Nowhere to Hide a remis les pendule à l’heure et, en cuisine, au moment de préparer le repas, devant une tête de chou vert à débiter, et, surtout, loin des oreilles des enfants, elle me fait cette confession éprouvante et émouvante : elle adore l’album de Nowhere to Hide. Elle l’a bien écouté de fond en comble, pour trouver une petite tare, une ligne un peu faible, un texte boiteux, espérant trouver le ratage dans le texte évoquant à la grand-mère (écho à « My Favourite Sheriff » enregistré par Jason Lyttle). Mais, nenni, tout lui a plu. Elle ne lui donne pas le titre d’album de l’année, tout de même, mais est bien en peine d’en trouver d’autres qui le surpassent. Et elle a raison.
Si on reconnaît la valeur d’une grande partie du panthéon shaefferien, Love, The Left Banke, Eliott Smith, Grandaddy, on n’y a jamais souscrit plus que ça. On s’entend, c’est évident mais on ne partage pas les mêmes principes fondamentaux. On a grandi dans la pop anglaise pour basculer résolument dans le rock amerloque, des trucs plus bruts, plus simples. Plus Dany Johnston que Danny Wilde. C’est sans doute pour cela qu’on a toujours ressenti une distance dans la musique de Schaeffer.
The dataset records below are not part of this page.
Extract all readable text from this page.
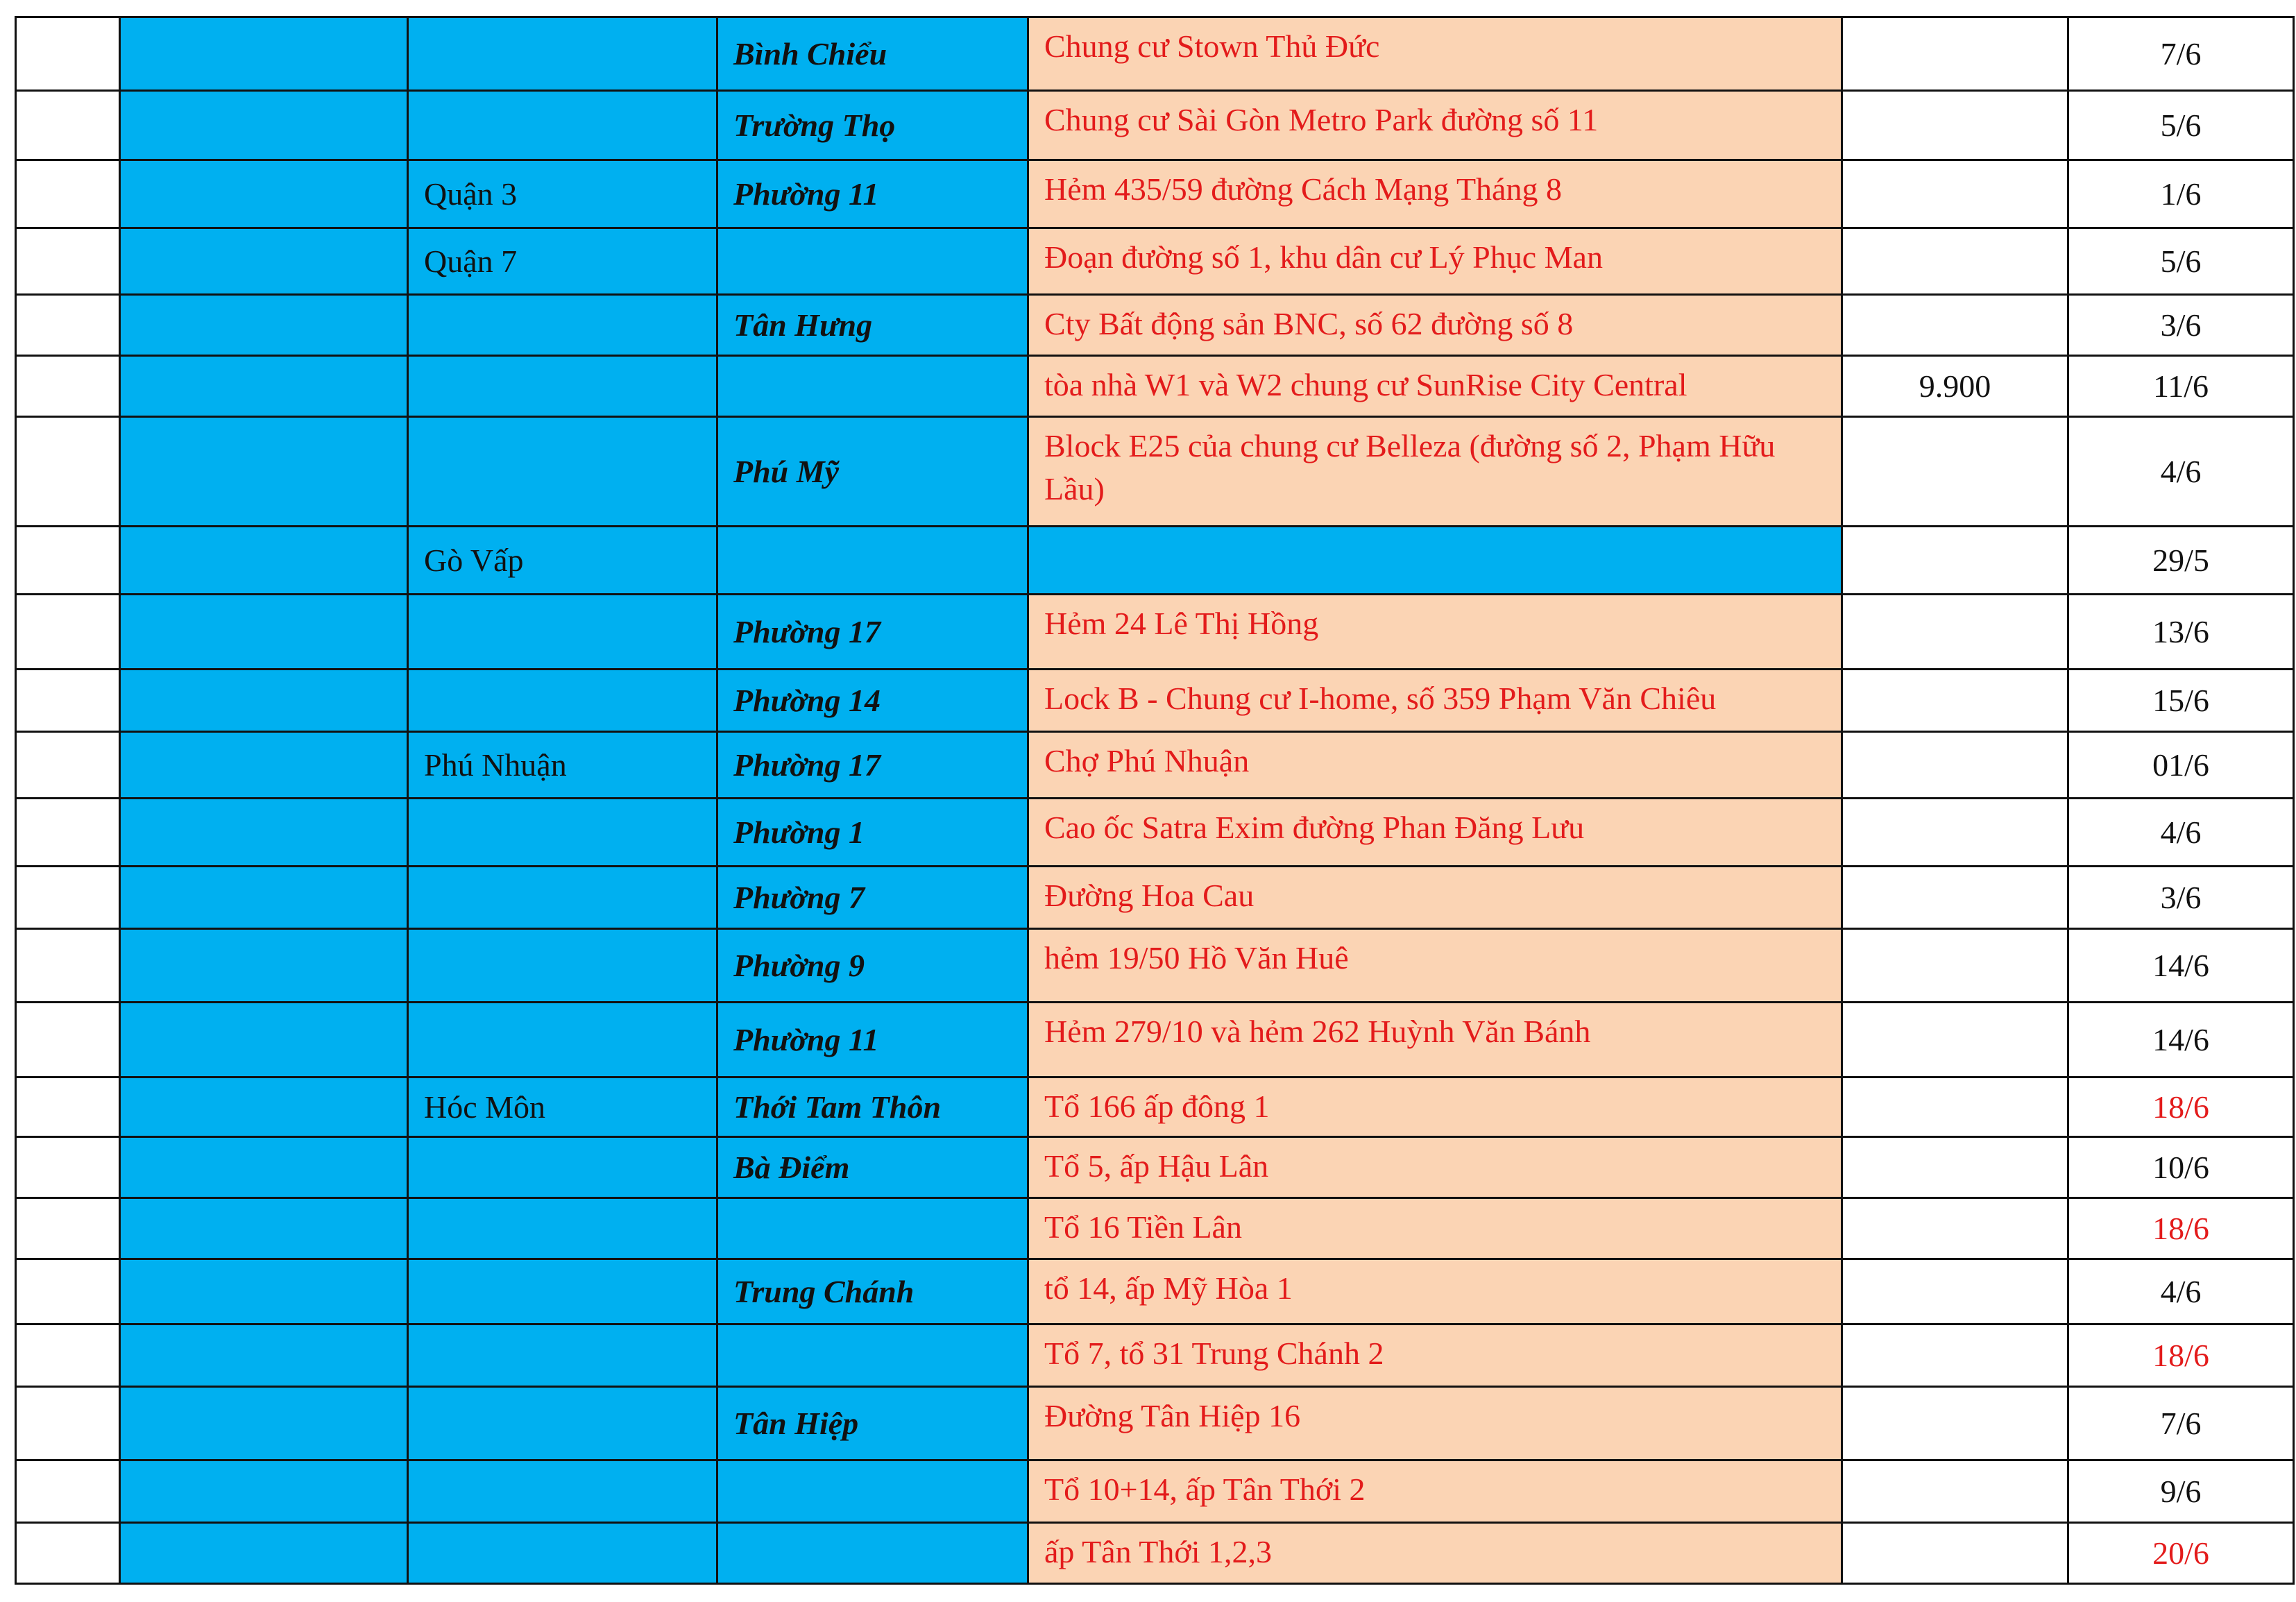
			Bình Chiểu	Chung cư Stown Thủ Đức		7/6
			Trường Thọ	Chung cư Sài Gòn Metro Park đường số 11		5/6
		Quận 3	Phường 11	Hẻm 435/59 đường Cách Mạng Tháng 8		1/6
		Quận 7		Đoạn đường số 1, khu dân cư Lý Phục Man		5/6
			Tân Hưng	Cty Bất động sản BNC, số 62 đường số 8		3/6

				tòa nhà W1 và W2 chung cư SunRise City Central	9.900	11/6
			Phú Mỹ	Block E25 của chung cư Belleza (đường số 2, Phạm Hữu Lầu)		4/6
		Gò Vấp				29/5
			Phường 17	Hẻm 24 Lê Thị Hồng		13/6
			Phường 14	Lock B - Chung cư I-home, số 359 Phạm Văn Chiêu		15/6
		Phú Nhuận	Phường 17	Chợ Phú Nhuận		01/6
			Phường 1	Cao ốc Satra Exim đường Phan Đăng Lưu		4/6
			Phường 7	Đường Hoa Cau		3/6
			Phường 9	hẻm 19/50 Hồ Văn Huê		14/6
			Phường 11	Hẻm 279/10 và hẻm 262 Huỳnh Văn Bánh		14/6
		Hóc Môn	Thới Tam Thôn	Tổ 166 ấp đông 1		18/6
			Bà Điểm	Tổ 5, ấp Hậu Lân		10/6

				Tổ 16 Tiền Lân		18/6
			Trung Chánh	tổ 14, ấp Mỹ Hòa 1		4/6

				Tổ 7, tổ 31 Trung Chánh 2		18/6
			Tân Hiệp	Đường Tân Hiệp 16		7/6

				Tổ 10+14, ấp Tân Thới 2		9/6

				ấp Tân Thới 1,2,3		20/6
Avec Nowhere to Hide, c’est comme si Wilfried lâchait ses grands patrons et mettait un peu plus de ses tripes sur la table. Je ne sais pas si c’est un vrai ou un faux album solo mais en tout cas, il en a toutes les caractéristiques. Une atmosphère assez directe, rentre dedans, faite de peu : un clavier (des claviers !) aux couleurs fluctuantes, faussement simplistes, et une belle guitare. Quelques fois des rehauts de basses ou de batterie, voire de flûte (incroyable surgissement sur « I love her »). Ça sent toujours la bricole, l’immédiateté mais c’est aussi hyper produit (ah ce petit retour de piano sur « It’s all on you », les gazouillis sur « I Love her », entre autres).
Et puis, il y a les textes. Chansons de trahisons, chansons de ruptures. Chansons d’amour et de désamour. Presque alternativement. Et ça balance. « Nowhere to Hide », c’est véritablement le disque de l’affranchissement. Cela ne se fait pas sans amertume, ni rancœur, c’est même assez violent parfois (« A Good Friend », « It tears me up inside »), à d’autres moments c’est léger comme tout (« Through my window »)… en apparence. D’ailleurs on pense, et c’est le sentiment de la musique et de l’album en général, que toutes ces ruptures, si atroces ou coûteuses soient-elles, sont véritablement libératrices.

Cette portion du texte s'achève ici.